‘Sometimes I think there are a great many women behind, and sometimes only one, and she crawls around fast, and her crawling shakes it all over…’
Charlotte Perkins Gilman was a prominent writer and feminist, primarily in the 19th century. In the day of an all-female Ghostbusters reboot, it is perhaps difficult to conjure up a time when women would routinely be consigned to bed rest for ‘hysteria’, which basically translates as ‘having an opinion’.
Gilman herself spent three months suffering under such conditions and it was whilst enjoying only two hours of ‘social time’ a day that she wrote the seminal novel The Yellow Wallpaper.

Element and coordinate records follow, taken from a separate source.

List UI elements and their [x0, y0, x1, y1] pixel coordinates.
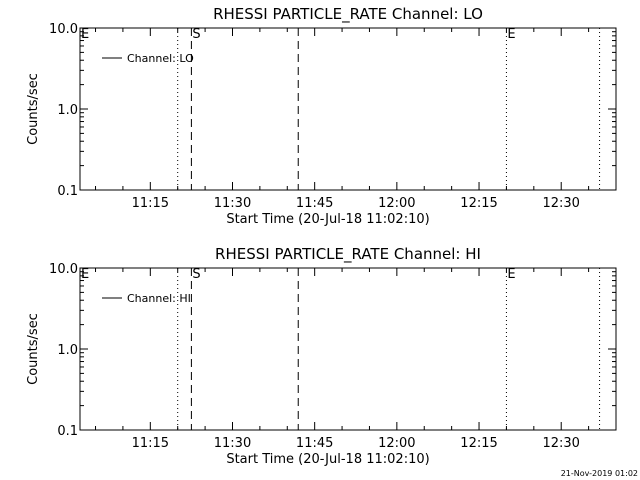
y-axis-label: Counts/sec	[26, 73, 41, 145]
x-tick-label: 12:15	[460, 196, 497, 211]
x-tick-label: 11:45	[296, 436, 333, 451]
chart-panel-1: RHESSI PARTICLE_RATE Channel: LO 10.0 1.0 0…	[26, 5, 617, 227]
y-tick-label: 1.0	[57, 343, 78, 358]
y-tick-label: 0.1	[57, 184, 78, 199]
marker-label: E	[507, 27, 515, 42]
marker-label: S	[192, 267, 200, 282]
x-tick-label: 11:30	[214, 436, 251, 451]
x-tick-label: 12:30	[542, 436, 579, 451]
x-tick-label: 12:00	[378, 436, 415, 451]
y-axis-label: Counts/sec	[26, 313, 41, 385]
marker-label: E	[507, 267, 515, 282]
y-tick-label: 0.1	[57, 424, 78, 439]
x-axis-label: Start Time (20-Jul-18 11:02:10)	[226, 212, 429, 227]
x-tick-label: 11:45	[296, 196, 333, 211]
legend-label: Channel: HI	[127, 292, 191, 305]
y-tick-label: 10.0	[49, 262, 78, 277]
x-tick-label: 11:15	[132, 436, 169, 451]
legend-label: Channel: LO	[127, 52, 194, 65]
x-tick-label: 11:15	[132, 196, 169, 211]
chart-title: RHESSI PARTICLE_RATE Channel: HI	[215, 245, 481, 264]
y-tick-label: 10.0	[49, 22, 78, 37]
x-tick-label: 11:30	[214, 196, 251, 211]
y-tick-label: 1.0	[57, 103, 78, 118]
x-axis-label: Start Time (20-Jul-18 11:02:10)	[226, 452, 429, 467]
x-tick-label: 12:30	[542, 196, 579, 211]
chart-title: RHESSI PARTICLE_RATE Channel: LO	[213, 5, 483, 24]
x-tick-label: 12:15	[460, 436, 497, 451]
chart-panel-2: RHESSI PARTICLE_RATE Channel: HI 10.0 1.0 0…	[26, 245, 617, 467]
x-tick-label: 12:00	[378, 196, 415, 211]
footer-timestamp: 21-Nov-2019 01:02	[560, 469, 638, 478]
marker-label: E	[81, 27, 89, 42]
marker-label: S	[192, 27, 200, 42]
marker-label: E	[81, 267, 89, 282]
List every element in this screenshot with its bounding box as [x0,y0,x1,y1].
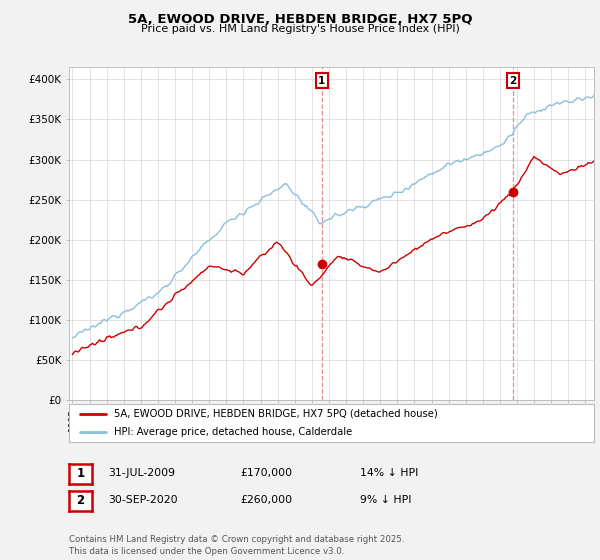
Text: 9% ↓ HPI: 9% ↓ HPI [360,495,412,505]
Text: 1: 1 [318,76,325,86]
Text: 5A, EWOOD DRIVE, HEBDEN BRIDGE, HX7 5PQ: 5A, EWOOD DRIVE, HEBDEN BRIDGE, HX7 5PQ [128,13,472,26]
Text: 1: 1 [76,467,85,480]
Text: 30-SEP-2020: 30-SEP-2020 [108,495,178,505]
Text: HPI: Average price, detached house, Calderdale: HPI: Average price, detached house, Cald… [113,427,352,437]
Text: Price paid vs. HM Land Registry's House Price Index (HPI): Price paid vs. HM Land Registry's House … [140,24,460,34]
Text: £260,000: £260,000 [240,495,292,505]
Text: £170,000: £170,000 [240,468,292,478]
Text: 5A, EWOOD DRIVE, HEBDEN BRIDGE, HX7 5PQ (detached house): 5A, EWOOD DRIVE, HEBDEN BRIDGE, HX7 5PQ … [113,409,437,419]
Text: 2: 2 [509,76,517,86]
Text: 14% ↓ HPI: 14% ↓ HPI [360,468,418,478]
Text: 2: 2 [76,494,85,507]
Text: Contains HM Land Registry data © Crown copyright and database right 2025.
This d: Contains HM Land Registry data © Crown c… [69,535,404,556]
Text: 31-JUL-2009: 31-JUL-2009 [108,468,175,478]
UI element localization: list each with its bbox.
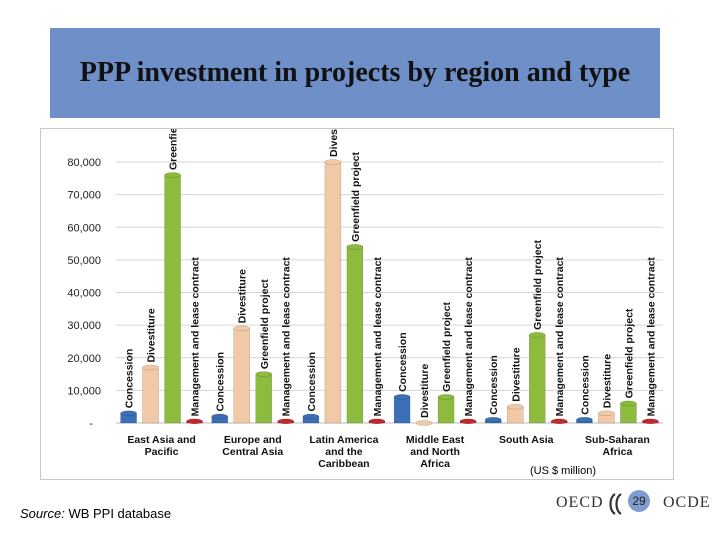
bar-cap [164, 172, 181, 178]
bar-cap [233, 325, 250, 332]
source-label: Source: [20, 506, 65, 521]
oecd-label: OECD [556, 494, 604, 511]
bar-type-label: Greenfield project [532, 240, 544, 330]
bar-type-label: Management and lease contract [190, 257, 202, 417]
bar-cap [277, 418, 294, 425]
bar-cap [507, 403, 524, 410]
y-tick-label: 50,000 [67, 255, 101, 267]
x-category-label: Europe and Central Asia [222, 434, 283, 458]
bar-type-label: Greenfield project [623, 308, 635, 398]
x-category-label: East Asia and Pacific [127, 434, 195, 458]
slide-title: PPP investment in projects by region and… [79, 57, 631, 88]
x-category-label: Latin America and the Caribbean [309, 434, 378, 470]
oecd-footer: OECD 29 OCDE [556, 490, 716, 520]
bar-type-label: Divestiture [328, 129, 340, 157]
bar-cap [485, 416, 502, 423]
bar-type-label: Divestiture [419, 364, 431, 418]
bar-cap [598, 410, 615, 416]
bar-type-label: Greenfield project [350, 151, 362, 241]
y-tick-label: 70,000 [67, 190, 101, 202]
bar-type-label: Divestiture [510, 347, 522, 401]
bar-type-label: Greenfield project [259, 279, 271, 369]
bar [233, 328, 250, 424]
y-tick-label: 40,000 [67, 288, 101, 300]
bar-cap [576, 416, 593, 423]
bar-type-label: Concession [124, 349, 136, 409]
bar-cap [620, 400, 637, 407]
bar [164, 174, 181, 424]
bar [437, 396, 455, 424]
bar-type-label: Divestiture [237, 269, 249, 323]
bar-type-label: Greenfield project [441, 302, 453, 392]
y-tick-label: 20,000 [67, 353, 101, 365]
bar-type-label: Concession [397, 332, 409, 392]
x-category-label: South Asia [499, 434, 554, 446]
bar [393, 396, 411, 424]
y-tick-label: - [89, 418, 93, 430]
bar-type-label: Divestiture [601, 354, 613, 408]
bar-cap [415, 420, 433, 426]
x-category-label: Sub-Saharan Africa [585, 434, 650, 458]
chart-frame: - 10,000 20,000 30,000 40,000 50,000 60,000 70,… [40, 80, 674, 480]
bar-cap [186, 418, 203, 425]
source-text: WB PPI database [68, 506, 172, 521]
bar-cap [551, 418, 568, 425]
bar-chart: - 10,000 20,000 30,000 40,000 50,000 60,000 70,… [67, 80, 663, 470]
ocde-label: OCDE [663, 494, 711, 511]
bar-type-label: Divestiture [146, 308, 158, 362]
y-tick-label: 10,000 [67, 385, 101, 397]
bar-cap [255, 371, 272, 377]
bar-type-label: Concession [579, 355, 591, 415]
bar-type-label: Management and lease contract [554, 257, 566, 417]
bar-cap [324, 159, 342, 165]
bar-type-label: Management and lease contract [372, 257, 384, 417]
bar-type-label: Management and lease contract [281, 257, 293, 417]
bar-type-label: Concession [488, 355, 500, 415]
bar-cap [529, 332, 546, 338]
bar-cap [642, 418, 659, 425]
bar-cap [437, 394, 455, 400]
bar-type-label: Management and lease contract [463, 257, 475, 417]
bar-cap [368, 418, 386, 425]
bar-cap [142, 364, 159, 371]
bar-type-label: Greenfield project [168, 129, 180, 170]
title-banner: PPP investment in projects by region and… [50, 28, 660, 118]
bar-cap [459, 418, 477, 425]
bar-cap [393, 394, 411, 400]
bar-cap [302, 413, 320, 420]
bar-type-label: Concession [306, 352, 318, 412]
bar [346, 246, 364, 424]
source-line: Source: WB PPI database [20, 506, 171, 521]
bar [529, 334, 546, 424]
bar [620, 403, 637, 424]
bar [255, 373, 272, 424]
y-tick-label: 60,000 [67, 222, 101, 234]
bar-cap [211, 413, 228, 420]
x-category-label: Middle East and North Africa [406, 434, 465, 470]
unit-note: (US $ million) [530, 465, 597, 477]
bar [324, 161, 342, 424]
page-number: 29 [628, 490, 650, 512]
bar-cap [346, 244, 364, 250]
y-tick-label: 30,000 [67, 320, 101, 332]
bar-cap [120, 410, 137, 416]
y-tick-label: 80,000 [67, 157, 101, 169]
bar-type-label: Management and lease contract [645, 257, 657, 417]
bar-type-label: Concession [215, 352, 227, 412]
oecd-logo-icon [609, 493, 622, 515]
bar [142, 367, 159, 424]
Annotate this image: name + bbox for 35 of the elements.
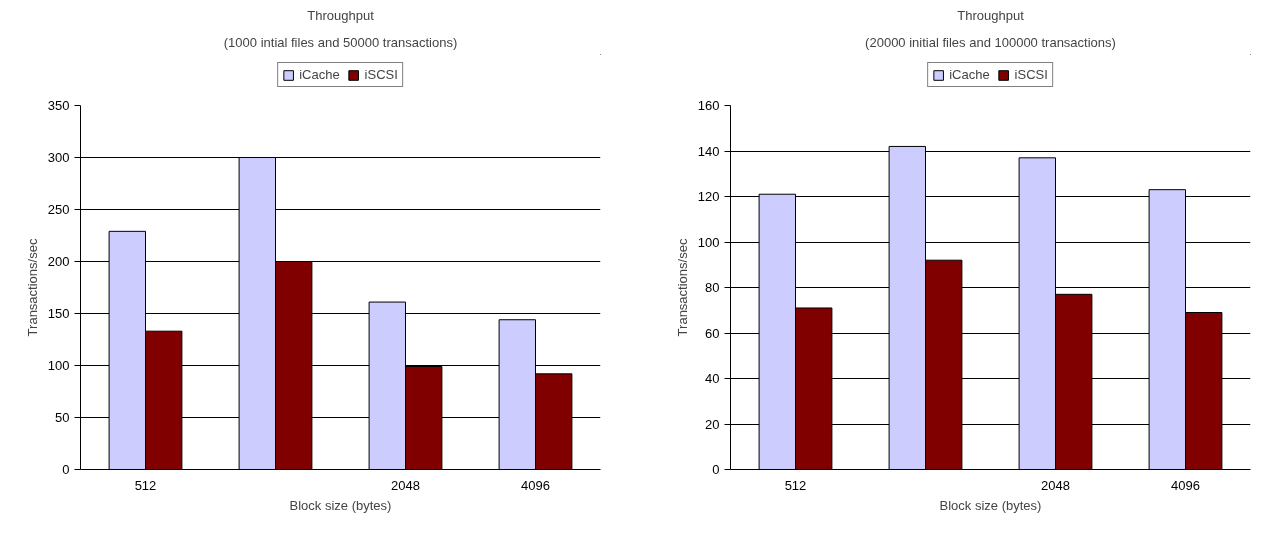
y-tick-label: 60 — [705, 325, 720, 341]
y-tick-label: 150 — [47, 306, 70, 321]
chart-title: Throughput — [957, 7, 1025, 23]
legend-label: iCache — [299, 67, 340, 82]
chart-title: Throughput — [307, 7, 375, 23]
chart-subtitle: (1000 intial files and 50000 transactions) — [223, 34, 458, 50]
y-tick-label: 80 — [705, 280, 720, 295]
x-tick-label: 512 — [134, 477, 157, 493]
legend-label: iCache — [949, 67, 990, 82]
y-tick-label: 250 — [47, 202, 70, 217]
y-axis-title: Transactions/sec — [674, 238, 690, 337]
y-axis-title: Transactions/sec — [24, 238, 40, 337]
y-tick-label: 200 — [47, 254, 70, 269]
x-axis-title: Block size (bytes) — [939, 497, 1042, 513]
x-tick-label: 512 — [784, 477, 807, 493]
x-axis-title: Block size (bytes) — [289, 497, 392, 513]
y-tick-label: 160 — [697, 98, 720, 113]
legend-label: iSCSI — [364, 67, 398, 82]
x-tick-label: 4096 — [521, 477, 550, 493]
x-tick-label: 2048 — [391, 477, 420, 493]
y-tick-label: 350 — [47, 98, 70, 113]
y-tick-label: 50 — [55, 410, 70, 425]
y-tick-label: 300 — [47, 150, 70, 165]
x-tick-label: 4096 — [1171, 477, 1200, 493]
y-tick-label: 0 — [62, 462, 70, 477]
x-tick-label: 2048 — [1041, 477, 1070, 493]
y-tick-label: 120 — [697, 189, 720, 204]
y-tick-label: 100 — [697, 234, 720, 250]
legend-label: iSCSI — [1014, 67, 1048, 82]
chart-subtitle: (20000 initial files and 100000 transactions) — [865, 34, 1116, 50]
y-tick-label: 0 — [712, 462, 720, 477]
y-tick-label: 100 — [47, 358, 70, 373]
y-tick-label: 40 — [705, 371, 720, 386]
y-tick-label: 140 — [697, 143, 720, 159]
y-tick-label: 20 — [705, 416, 720, 432]
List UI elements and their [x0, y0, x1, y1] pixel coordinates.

The protagonist in The Yellow Wallpaper is a woman who is constantly told that she should suppress her desires to write, or raise her child, or anything that could ‘set her off’, by her domineering husband. The fact that the short story is written in a narrative style, from the point of view of the shackled woman, makes her eventual descent into ill health all the more compelling.
At the start of the story, the narrator finds herself to be mildly perplexed with the yellow wallpaper that adorns the room of her imprisonment. By the end a minor fascination has become an obsession and without wanting to give too much away, the ending is powerful and resonant.
The Yellow Wallpaper is not just a passionate critique of attitudes towards women in the 19th century; it is also a chilling Gothic novella that is as much a gripping thriller as it is biting social satire. At only 6000 words, it is possible to read The Yellow Wallpaper in half an hour. I would urge anyone that hasn’t already to do so at the first opportunity.